La Reyer impallinata da Milano vede giustamente un bicchiere mezzo pieno, al termine di una stagione imprevista e piacevole. Spendo una parola per l’allenatore Mazzon, giovane di effetto e di concretezza, poi finito nel calderone dei coach italiani senza troppi – o più – estimatori. Invece è bravo, è paziente, è maturato al punto giusto e ha portato Venezia ad una sfida di lusso, con il gusto di giocarsela con la leggerezza di chi ha solo tutto da guadagnare. Il futuro non inganna con troppi lustrini, ma in Laguna bastava avere la certezza di aver rimesso fondamenta solide, il resto arriverà, tornerà.

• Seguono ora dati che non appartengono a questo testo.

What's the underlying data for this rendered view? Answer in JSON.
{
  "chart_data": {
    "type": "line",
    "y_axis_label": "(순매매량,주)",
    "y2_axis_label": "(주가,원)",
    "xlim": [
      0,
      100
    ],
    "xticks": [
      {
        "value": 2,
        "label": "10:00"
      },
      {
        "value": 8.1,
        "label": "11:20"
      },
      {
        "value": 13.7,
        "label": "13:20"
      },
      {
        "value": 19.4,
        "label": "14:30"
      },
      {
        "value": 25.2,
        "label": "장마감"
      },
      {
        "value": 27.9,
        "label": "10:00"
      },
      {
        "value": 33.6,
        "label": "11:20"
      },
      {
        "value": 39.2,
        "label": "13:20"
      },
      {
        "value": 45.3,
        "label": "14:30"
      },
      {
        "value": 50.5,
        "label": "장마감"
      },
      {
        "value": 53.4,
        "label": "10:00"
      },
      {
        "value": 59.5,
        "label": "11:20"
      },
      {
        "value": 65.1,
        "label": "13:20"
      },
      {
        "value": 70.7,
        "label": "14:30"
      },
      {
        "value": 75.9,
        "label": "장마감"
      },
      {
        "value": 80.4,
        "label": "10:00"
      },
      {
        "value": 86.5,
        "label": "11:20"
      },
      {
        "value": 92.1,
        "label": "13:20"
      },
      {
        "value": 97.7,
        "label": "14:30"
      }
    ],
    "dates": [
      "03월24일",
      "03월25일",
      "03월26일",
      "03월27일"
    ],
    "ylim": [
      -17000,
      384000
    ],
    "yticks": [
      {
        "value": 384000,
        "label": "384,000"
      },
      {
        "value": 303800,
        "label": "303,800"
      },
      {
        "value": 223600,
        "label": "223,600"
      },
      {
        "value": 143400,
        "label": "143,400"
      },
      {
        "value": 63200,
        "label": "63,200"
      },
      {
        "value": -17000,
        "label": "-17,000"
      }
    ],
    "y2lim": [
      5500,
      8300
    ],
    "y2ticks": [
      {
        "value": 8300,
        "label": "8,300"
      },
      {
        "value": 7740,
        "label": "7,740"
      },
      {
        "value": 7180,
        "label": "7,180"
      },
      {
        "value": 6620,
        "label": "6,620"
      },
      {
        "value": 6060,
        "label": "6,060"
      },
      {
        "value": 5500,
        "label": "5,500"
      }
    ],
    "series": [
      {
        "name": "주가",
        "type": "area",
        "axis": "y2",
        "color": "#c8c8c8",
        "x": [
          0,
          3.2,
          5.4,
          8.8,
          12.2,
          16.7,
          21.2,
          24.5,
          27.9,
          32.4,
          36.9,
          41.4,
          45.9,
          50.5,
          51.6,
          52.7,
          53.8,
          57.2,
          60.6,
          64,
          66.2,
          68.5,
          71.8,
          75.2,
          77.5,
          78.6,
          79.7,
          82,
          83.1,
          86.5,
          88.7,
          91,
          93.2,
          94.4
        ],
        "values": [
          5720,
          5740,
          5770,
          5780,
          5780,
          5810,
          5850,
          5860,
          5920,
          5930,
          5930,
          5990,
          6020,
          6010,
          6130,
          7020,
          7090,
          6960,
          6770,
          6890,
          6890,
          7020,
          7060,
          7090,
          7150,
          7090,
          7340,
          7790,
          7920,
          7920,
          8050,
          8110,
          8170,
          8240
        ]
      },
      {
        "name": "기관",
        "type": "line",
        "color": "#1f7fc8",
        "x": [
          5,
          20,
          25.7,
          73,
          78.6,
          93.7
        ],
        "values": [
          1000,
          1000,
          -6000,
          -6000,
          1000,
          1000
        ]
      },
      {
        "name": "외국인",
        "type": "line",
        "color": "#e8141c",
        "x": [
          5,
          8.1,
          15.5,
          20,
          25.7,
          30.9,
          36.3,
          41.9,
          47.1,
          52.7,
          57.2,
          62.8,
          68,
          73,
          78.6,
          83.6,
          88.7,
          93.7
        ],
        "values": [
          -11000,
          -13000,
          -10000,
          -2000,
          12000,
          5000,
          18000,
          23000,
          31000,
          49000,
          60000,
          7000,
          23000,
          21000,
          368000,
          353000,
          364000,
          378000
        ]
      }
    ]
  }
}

Charlie Recalcati (foto R.Caruso)

A Varese, Recalcati si è tolto di dosso dieci anni di età sportiva, poi sul finire della stagione un paio di stagioni le ha perse con l’incertezza per il suo futuro nella società che portò alla Stella nel 1999, ma il segno resta nettamente positivo e la resa con Siena non spoglia il club biancorosso delle soddisfazioni di un’annata più che soddisfacente. Nessuna esaltazione, nessuna illusione per il futuro in una piazza fin troppo scettica e ipercritica e magari invelenita dai successi al piano immediatamente superiore, quello di Milano e Cantù.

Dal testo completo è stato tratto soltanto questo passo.